In an attempt to catch up with everything, I will have to come back later for a proper blog post about shooting wild boar in Croatia. Over the course of three days of driven boar shooting, I managed to knock over three boar; a young sow, a very big sow and a great big boar. Regular readers of this blog will also be proud to hear that the Croatian fox population is also lighter by one, owing to a dramatic 170gr lead transfusion from a 7mm rem mag. Croatian foxes are slightly paler than our own, and the one I shot was a soft, honey colour.
The nature of boar shooting is such that nothing is guaranteed, and everyone that was shooting with me had a totally different experience of the sport. Some people saw dozens of pigs, while some saw hardly any. There were a few people who didn’t shoot a single pig and some lucky ones like me shot a few. There’s no telling what is going to happen when teams of Croatian beaters begin to rake through the undergrowth in a two hundred acre block of mixed oak and beech woodland. In total, I saw four boar that I could have shot, and had a hair-raising glimpse of more than a dozen black pigs streaming across a narrow ride in tight formation at a range of perhaps three hundred yards. If I close my eyes just now, I can still see it as though it were a photograph.
The whole ethos of the sport is so engaging, and it suits my impatient temperament to see rifles used like shotguns. My main reservation about deer stalking in Britain is that it is all about stealth, precision and focus. I’m not known for any of these three characteristics, and so it’s fascinating to be able to use a rifle at very close range on a moving target where holding your nerve and trying to resist the sheer excitement of the moment are the main priorities. I had imagined that there would be awful safety implications about firing a heavy rifle at moving targets, but when it came to the crunch, it really wasn’t much of a problem. Areas for safe shooting are pointed out perfectly clearly, and all of the other guns I was shooting with knew their business and never provided even the slightest cause for concern. I was actually pretty lucky when it came to the other guns – it could have ruined the whole trip if I had been set up with a dodgy bunch, but as it turned out, they were a decent crowd of people from across the South of England. We were all there for the sport, but it certainly doesn’t do any harm to meet new people with similar interests and a similar sense of humour.
There is a certain amount of hanging around which is inherent to all forms of driven shooting, but with wild boar, even the slightest chance that you might see a pig is enough to screw your nerves into a state of buzzing anxiety. There’s a thrilling relentlessness to it which means that you are never bored, even on a drive when you don’t see a thing. As the dogs begin to bark and the shouting of the beaters echoes through the naked trees, there is nothing on your mind apart from the obvious question – if a boar comes out of these trees, will I be able to stop him?

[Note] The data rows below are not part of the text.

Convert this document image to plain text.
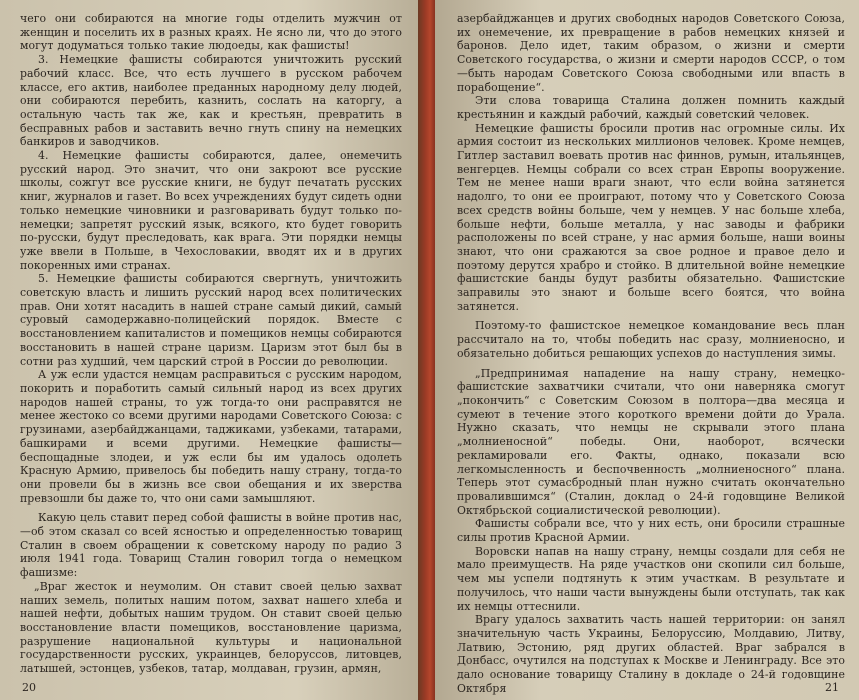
чего они собираются на многие годы отделить мужчин от женщин и поселить их в разных краях. Не ясно ли, что до этого могут додуматься только такие людоеды, как фашисты!

3. Немецкие фашисты собираются уничтожить русский рабочий класс. Все, что есть лучшего в русском рабочем классе, его актив, наиболее преданных народному делу людей, они собираются перебить, казнить, сослать на каторгу, а остальную часть так же, как и крестьян, превратить в бесправных рабов и заставить вечно гнуть спину на немецких банкиров и заводчиков.

4. Немецкие фашисты собираются, далее, онемечить русский народ. Это значит, что они закроют все русские школы, сожгут все русские книги, не будут печатать русских книг, журналов и газет. Во всех учреждениях будут сидеть одни только немецкие чиновники и разговаривать будут только по-немецки; запретят русский язык, всякого, кто будет говорить по-русски, будут преследовать, как врага. Эти порядки немцы уже ввели в Польше, в Чехословакии, вводят их и в других покоренных ими странах.

5. Немецкие фашисты собираются свергнуть, уничтожить советскую власть и лишить русский народ всех политических прав. Они хотят насадить в нашей стране самый дикий, самый суровый самодержавно-полицейский порядок. Вместе с восстановлением капиталистов и помещиков немцы собираются восстановить в нашей стране царизм. Царизм этот был бы в сотни раз худший, чем царский строй в России до революции.

А уж если удастся немцам расправиться с русским народом, покорить и поработить самый сильный народ из всех других народов нашей страны, то уж тогда-то они расправятся не менее жестоко со всеми другими народами Советского Союза: с грузинами, азербайджанцами, таджиками, узбеками, татарами, башкирами и всеми другими. Немецкие фашисты—беспощадные злодеи, и уж если бы им удалось одолеть Красную Армию, привелось бы победить нашу страну, тогда-то они провели бы в жизнь все свои обещания и их зверства превзошли бы даже то, что они сами замышляют.

Какую цель ставит перед собой фашисты в войне против нас,—об этом сказал со всей ясностью и определенностью товарищ Сталин в своем обращении к советскому народу по радио 3 июля 1941 года. Товарищ Сталин говорил тогда о немецком фашизме:

„Враг жесток и неумолим. Он ставит своей целью захват наших земель, политых нашим потом, захват нашего хлеба и нашей нефти, добытых нашим трудом. Он ставит своей целью восстановление власти помещиков, восстановление царизма, разрушение национальной культуры и национальной государственности русских, украинцев, белоруссов, литовцев, латышей, эстонцев, узбеков, татар, молдаван, грузин, армян,

20

азербайджанцев и других свободных народов Советского Союза, их онемечение, их превращение в рабов немецких князей и баронов. Дело идет, таким образом, о жизни и смерти Советского государства, о жизни и смерти народов СССР, о том—быть народам Советского Союза свободными или впасть в порабощение“.

Эти слова товарища Сталина должен помнить каждый крестьянин и каждый рабочий, каждый советский человек.

Немецкие фашисты бросили против нас огромные силы. Их армия состоит из нескольких миллионов человек. Кроме немцев, Гитлер заставил воевать против нас финнов, румын, итальянцев, венгерцев. Немцы собрали со всех стран Европы вооружение. Тем не менее наши враги знают, что если война затянется надолго, то они ее проиграют, потому что у Советского Союза всех средств войны больше, чем у немцев. У нас больше хлеба, больше нефти, больше металла, у нас заводы и фабрики расположены по всей стране, у нас армия больше, наши воины знают, что они сражаются за свое родное и правое дело и поэтому дерутся храбро и стойко. В длительной войне немецкие фашистские банды будут разбиты обязательно. Фашистские заправилы это знают и больше всего боятся, что война затянется.

Поэтому-то фашистское немецкое командование весь план рассчитало на то, чтобы победить нас сразу, молниеносно, и обязательно добиться решающих успехов до наступления зимы.

„Предпринимая нападение на нашу страну, немецко-фашистские захватчики считали, что они наверняка смогут „покончить“ с Советским Союзом в полтора—два месяца и сумеют в течение этого короткого времени дойти до Урала. Нужно сказать, что немцы не скрывали этого плана „молниеносной“ победы. Они, наоборот, всячески рекламировали его. Факты, однако, показали всю легкомысленность и беспочвенность „молниеносного“ плана. Теперь этот сумасбродный план нужно считать окончательно провалившимся“ (Сталин, доклад о 24-й годовщине Великой Октябрьской социалистической революции).

Фашисты собрали все, что у них есть, они бросили страшные силы против Красной Армии.

Воровски напав на нашу страну, немцы создали для себя не мало преимуществ. На ряде участков они скопили сил больше, чем мы успели подтянуть к этим участкам. В результате и получилось, что наши части вынуждены были отступать, так как их немцы оттеснили.

Врагу удалось захватить часть нашей территории: он занял значительную часть Украины, Белоруссию, Молдавию, Литву, Латвию, Эстонию, ряд других областей. Враг забрался в Донбасс, очутился на подступах к Москве и Ленинграду. Все это дало основание товарищу Сталину в докладе о 24-й годовщине Октября	21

And it’s not even as simple as that. What is that rustling you can hear through the fallen leaves? Is it a party of roe deer or a single little piglet which has been separated from the main group? It could be an eighteen point red deer stag or a single boar so huge that when he appears, the only thing you can do is drop your bottom jaw onto your chest. But equally, it could be a red squirrel or a little grey mouse. And if the tension wasn’t enough, there is a constant display of fantastic birdlife which is more than enough to distract you from staring nervously into the thick trees and wondering what’s about to come bursting into the open. I saw black woodpeckers, goshawks, long tailed tits (with white heads?), dozens of spotted woodpeckers, a short eared owl and an eagle owl which was as big as a labrador retriever.
There’s still lots to think about before I can mentally process the whole experience properly, but even a week later, I’m quite convinced that I’ve never seen such exciting sport. It’s like game shooting grew up and became boar shooting.